The finding's include;
On 6-25-18 at approximately 5:00 p.m., During the end of day debriefing, the Administrator was asked who surveyors should speak with, the next morning in regard to the facility infection control program. The Administrator stated the Director of Nursing (DON) who was no longer employed at the facility had previously been in charge of it, however, since she was no longer there, the new interim DON would be responsible.
On 6-26-18 at 10:00 a.m., the Registered Nurse (RN-2) south unit manager and the Corporate Infection Preventionist (Other 3) RN came into the conference room and stated they would be in charge of infection control, not the DON. RN-2 and Other 3 were interviewed in the conference room by surveyors. RN-2 stated she was working in the new roles of south unit nursing manager, facility wound nurse, med and treatment nurse, and now infection control nurse coordinator. The Corporate Infection Preventionist RN was asked for the RN-2's infection control education record, and she stated it had not been completed at this time.
RN-2 stated she was hired at the facility in January 2018 (6 months prior to survey) and had never been responsible for an infection control program and she was in training now for it, but had not completed the online training as yet. RN-2 stated the previous Director of Nursing left in May 2016. RN-2 stated she assumed the role.

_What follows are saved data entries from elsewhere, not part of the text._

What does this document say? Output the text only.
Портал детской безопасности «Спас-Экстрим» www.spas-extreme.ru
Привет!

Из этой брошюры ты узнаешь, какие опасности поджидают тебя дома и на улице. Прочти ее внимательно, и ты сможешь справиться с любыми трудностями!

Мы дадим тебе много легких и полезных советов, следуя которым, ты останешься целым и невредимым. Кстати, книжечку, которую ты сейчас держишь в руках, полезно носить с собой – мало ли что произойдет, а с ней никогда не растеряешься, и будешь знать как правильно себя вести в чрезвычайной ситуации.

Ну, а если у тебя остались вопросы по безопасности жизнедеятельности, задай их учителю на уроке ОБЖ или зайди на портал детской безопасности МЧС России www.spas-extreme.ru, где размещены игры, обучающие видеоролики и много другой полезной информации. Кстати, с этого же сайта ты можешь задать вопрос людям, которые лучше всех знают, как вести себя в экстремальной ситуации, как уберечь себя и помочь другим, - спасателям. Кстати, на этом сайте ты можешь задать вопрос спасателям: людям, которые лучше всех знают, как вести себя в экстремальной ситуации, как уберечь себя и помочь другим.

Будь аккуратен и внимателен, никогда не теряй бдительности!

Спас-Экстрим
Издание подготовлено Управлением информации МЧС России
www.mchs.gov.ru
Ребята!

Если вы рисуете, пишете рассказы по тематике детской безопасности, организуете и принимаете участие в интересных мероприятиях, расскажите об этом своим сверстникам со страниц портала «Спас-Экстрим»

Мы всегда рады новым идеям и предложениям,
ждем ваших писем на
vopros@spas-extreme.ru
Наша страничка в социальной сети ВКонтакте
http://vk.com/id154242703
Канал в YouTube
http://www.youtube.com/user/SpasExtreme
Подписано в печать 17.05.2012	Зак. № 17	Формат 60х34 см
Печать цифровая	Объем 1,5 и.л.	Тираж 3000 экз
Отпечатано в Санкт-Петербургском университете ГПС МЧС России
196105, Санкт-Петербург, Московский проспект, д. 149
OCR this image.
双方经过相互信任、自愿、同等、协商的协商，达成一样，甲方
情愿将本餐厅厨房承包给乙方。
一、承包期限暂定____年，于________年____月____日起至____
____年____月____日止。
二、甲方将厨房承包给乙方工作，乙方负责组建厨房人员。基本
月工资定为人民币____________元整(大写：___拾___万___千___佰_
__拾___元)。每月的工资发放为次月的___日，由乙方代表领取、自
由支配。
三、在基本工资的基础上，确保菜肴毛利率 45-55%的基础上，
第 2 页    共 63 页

RN-2 was asked what the objectives of the facility infection control program were, and how records were maintained for incidents of infection and what analysis occurs as a result. She was also asked to provide the following items;
1. Corrective actions related to infections, tracking information about their antibiotic stewardship program.
2. The facility process for communicating with acute care institutions when transfers (to and from) occurred, involving, multi-drug resistant organisms ( MDRO's), Labs, diagnoses, discharge summaries, organism colonization, and health care associated infections (HAI's).
3. Protocols for making adjustments to antibiotic therapy.
4. Identify and produce infection assessment tools or management algorithms used for infections.
5. Notes from the QAPI committee on data review, and follow up planning.
On 6-26-18 during the interview, the Corporate Infection Control Preventionist and RN-2 stated they did not have those documents, RN A was unable to explain the processes verbally as her training was not yet completed, and they stated they would be unable to produce the documents requested. The Administrator was made aware of the findings.
During the end of day debriefing on 6-28-18 at approximately 4:00 PM, the Administrator and Director of Nursing were again informed of the findings. No further information was provided.